B. Planned Symposium and Program Goals
The program goals of for the symposium and related activities included a scholarly viewpoint on International influences on higher education, 1957-2007 and the next decade, reflection on the work of CSHE and affiliated scholars/researchers and organizations, and a gathering of alumni and CSHE community building.
To support these goals we planned three major components to the 50th anniversary:
1) A symposium “A Reflection and Prospectus on Globalization and Higher Education”
2) A series of research papers on the past and future influences of global perspectives and polices on higher education solicited and distributed prior to the symposium.
3) Development of a CSHE@50 website that included a brief history of the Center and included a listing of research associates and research publications over time.
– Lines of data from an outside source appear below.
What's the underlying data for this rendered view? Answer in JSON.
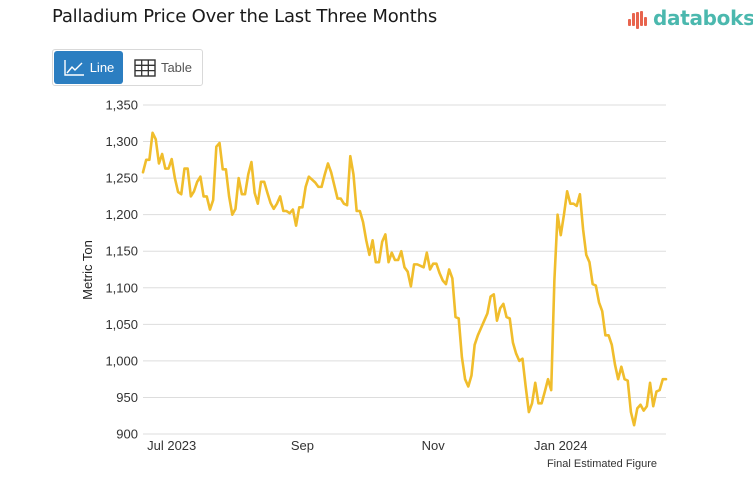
{
  "header": {
    "title": "Palladium Price Over the Last Three Months",
    "brand": "databoks",
    "brand_color": "#4bb8ae",
    "brand_accent_color": "#e8644e"
  },
  "view_toggle": {
    "line_label": "Line",
    "table_label": "Table",
    "active": "Line",
    "active_color": "#2b7ec1"
  },
  "chart_data": {
    "type": "line",
    "title": "Palladium Price Over the Last Three Months",
    "xlabel": "",
    "ylabel": "Metric Ton",
    "ylim": [
      900,
      1350
    ],
    "yticks": [
      900,
      950,
      1000,
      1050,
      1100,
      1150,
      1200,
      1250,
      1300,
      1350
    ],
    "ytick_labels": [
      "900",
      "950",
      "1,000",
      "1,050",
      "1,100",
      "1,150",
      "1,200",
      "1,250",
      "1,300",
      "1,350"
    ],
    "xtick_labels": [
      {
        "label": "Jul 2023",
        "index": 9
      },
      {
        "label": "Sep",
        "index": 50
      },
      {
        "label": "Nov",
        "index": 91
      },
      {
        "label": "Jan 2024",
        "index": 131
      }
    ],
    "grid": true,
    "legend": "none",
    "line_color": "#f0bd2c",
    "footnote": "Final Estimated Figure",
    "series": [
      {
        "name": "Palladium Price",
        "values": [
          1258,
          1275,
          1275,
          1312,
          1303,
          1270,
          1283,
          1263,
          1263,
          1276,
          1250,
          1231,
          1228,
          1263,
          1263,
          1225,
          1232,
          1245,
          1252,
          1225,
          1225,
          1207,
          1220,
          1293,
          1298,
          1262,
          1262,
          1225,
          1200,
          1208,
          1250,
          1228,
          1228,
          1255,
          1272,
          1230,
          1215,
          1245,
          1245,
          1230,
          1216,
          1208,
          1215,
          1225,
          1205,
          1205,
          1202,
          1207,
          1185,
          1210,
          1210,
          1238,
          1252,
          1248,
          1244,
          1238,
          1238,
          1255,
          1270,
          1258,
          1240,
          1222,
          1222,
          1215,
          1213,
          1280,
          1255,
          1205,
          1205,
          1190,
          1165,
          1145,
          1165,
          1135,
          1135,
          1163,
          1173,
          1135,
          1148,
          1138,
          1138,
          1150,
          1128,
          1122,
          1102,
          1132,
          1132,
          1130,
          1128,
          1148,
          1125,
          1133,
          1133,
          1120,
          1110,
          1105,
          1125,
          1113,
          1060,
          1058,
          1005,
          975,
          965,
          980,
          1022,
          1035,
          1045,
          1055,
          1065,
          1088,
          1091,
          1055,
          1072,
          1078,
          1060,
          1058,
          1025,
          1010,
          1000,
          1003,
          965,
          930,
          942,
          970,
          942,
          942,
          958,
          975,
          960,
          1110,
          1200,
          1172,
          1200,
          1232,
          1215,
          1215,
          1212,
          1228,
          1180,
          1145,
          1135,
          1105,
          1103,
          1080,
          1068,
          1035,
          1035,
          1022,
          995,
          975,
          992,
          975,
          973,
          930,
          912,
          935,
          940,
          932,
          938,
          970,
          938,
          958,
          960,
          975,
          975
        ]
      }
    ]
  }
}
The symposium offered an opportunity to gather a notable group of scholars and practitioners from throughout the world. The event also afforded the Center a forum in which to invite its numerous alumni to come back to the Center and reflect on their research activities and professional development. The Center had thus far not held a similar event. Juxtaposition with the workshop focused on the higher education reforms in OECD countries in the two days adjacent to the symposium increased the attraction for participants and gain cost efficiencies.